On Monday, November 4 at 6:00 p.m., I will be hosting a Fair Funding Forum on public education at the Peoples Security Bank Theater at Lackawanna College. The event, which will be an opportunity for families in our region to hear about the disparities in public education funding across the Commonwealth, will feature a presentation by the Public Interest Law Center focusing on several school districts in my Senate District.

I understand the challenges faced by our schools which are struggling to ensure they are providing a quality educational experience to our children. Adequately funding public education is an urgent imperative. The failure of the state to fund at least half of the cost of providing public education has forced local school boards to rely too heavily on local school property taxes.

The Pennsylvania Constitution requires that the Commonwealth provide a “thorough and efficient” public education to our children.

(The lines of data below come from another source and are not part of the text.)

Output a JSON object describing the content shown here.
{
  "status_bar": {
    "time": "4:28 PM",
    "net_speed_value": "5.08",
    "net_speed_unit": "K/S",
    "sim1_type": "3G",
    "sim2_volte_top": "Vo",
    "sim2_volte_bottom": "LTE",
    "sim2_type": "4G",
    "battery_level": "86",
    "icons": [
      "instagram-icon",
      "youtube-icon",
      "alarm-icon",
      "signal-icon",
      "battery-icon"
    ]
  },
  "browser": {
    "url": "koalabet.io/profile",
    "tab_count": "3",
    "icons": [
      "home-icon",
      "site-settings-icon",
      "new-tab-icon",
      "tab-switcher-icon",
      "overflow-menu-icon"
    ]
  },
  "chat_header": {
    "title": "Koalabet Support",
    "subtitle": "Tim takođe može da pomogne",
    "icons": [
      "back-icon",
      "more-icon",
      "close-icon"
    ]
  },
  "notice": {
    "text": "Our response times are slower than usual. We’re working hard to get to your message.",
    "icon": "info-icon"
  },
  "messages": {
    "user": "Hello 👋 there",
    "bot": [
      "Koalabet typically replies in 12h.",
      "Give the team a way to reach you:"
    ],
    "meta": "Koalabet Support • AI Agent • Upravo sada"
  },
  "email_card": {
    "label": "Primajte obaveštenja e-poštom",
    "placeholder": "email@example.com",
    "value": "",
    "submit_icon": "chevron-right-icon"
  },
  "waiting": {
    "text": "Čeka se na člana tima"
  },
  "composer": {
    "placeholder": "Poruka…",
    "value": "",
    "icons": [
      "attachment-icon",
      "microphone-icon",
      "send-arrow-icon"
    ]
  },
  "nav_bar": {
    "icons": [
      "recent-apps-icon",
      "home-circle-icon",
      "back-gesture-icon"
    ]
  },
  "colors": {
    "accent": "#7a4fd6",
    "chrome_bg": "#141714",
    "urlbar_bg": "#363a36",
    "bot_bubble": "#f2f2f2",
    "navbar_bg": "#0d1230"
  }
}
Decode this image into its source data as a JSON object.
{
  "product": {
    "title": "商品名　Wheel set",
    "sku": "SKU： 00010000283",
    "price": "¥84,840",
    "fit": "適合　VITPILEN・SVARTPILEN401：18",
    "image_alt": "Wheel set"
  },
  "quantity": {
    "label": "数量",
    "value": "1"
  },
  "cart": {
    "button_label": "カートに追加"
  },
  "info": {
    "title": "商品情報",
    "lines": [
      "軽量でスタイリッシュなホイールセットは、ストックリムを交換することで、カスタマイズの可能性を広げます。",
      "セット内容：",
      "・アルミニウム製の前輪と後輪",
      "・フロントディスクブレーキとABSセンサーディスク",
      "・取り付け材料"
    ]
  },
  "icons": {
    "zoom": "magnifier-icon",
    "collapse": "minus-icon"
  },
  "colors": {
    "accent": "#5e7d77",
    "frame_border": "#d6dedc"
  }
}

The current imbalance between the state and local share of funding public education is unsustainable and must be corrected.

This forum is an opportunity for local families, school board members, administrators, teachers and students to better understand the challenges faced by our school districts and the steps we need to take in Harrisburg to change the status quo in public school funding.

The event is free and open to the public. The Peoples Security Bank Theater at Lackawanna College is located at 501 Vine St. in Scranton.

Approval of Ballot Measure Critical to Scranton and Scranton School District

As residents of Scranton prepare to vote on a ballot question regarding a transition to a Payroll Preparation Tax and the elimination of the Business Privilege/Mercantile Tax, I thought it important to explain this issue and inform taxpayers as to why this is a positive change for the City and for the School District.

At the request of City and School District leaders, I successfully legislated into state law the option for the City of Scranton and the Scranton School District to switch to a Payroll Preparation Tax (PPT) while eliminating the gross receipts Business Privilege/Mercantile Tax (BPT). PA law states that if the governing bodies of the City and the School District opt to make this change in local tax policy the transition must be “revenue neutral”. This means that the amount of taxes collected under the new PPT must be exactly the same as the previous year’s collections of the BPT.

Currently, the City of Scranton and Scranton School District levy a BPT on the gross amount of business revenues collected. This tax is paid by all businesses except those which are exempt from it, including financial services and manufacturing. Conversely, the Payroll Preparation Tax would be levied on all for-profit employers and imposed as a flat percentage of gross payrolls. While state law requires this tax policy change to be revenue neutral in year one, PPT collections will, as they have in the City of Pittsburgh, continue to grow organically as wages, payrolls and businesses grow.

Most importantly, this tax change is not an additional financial burden on residential taxpayers in Scranton. This is a revenue neutral alteration in tax law that would encourage additional small business development; enable a more predictable and efficient collection of taxes; and expand the tax base to businesses that are currently exempt from the BPT.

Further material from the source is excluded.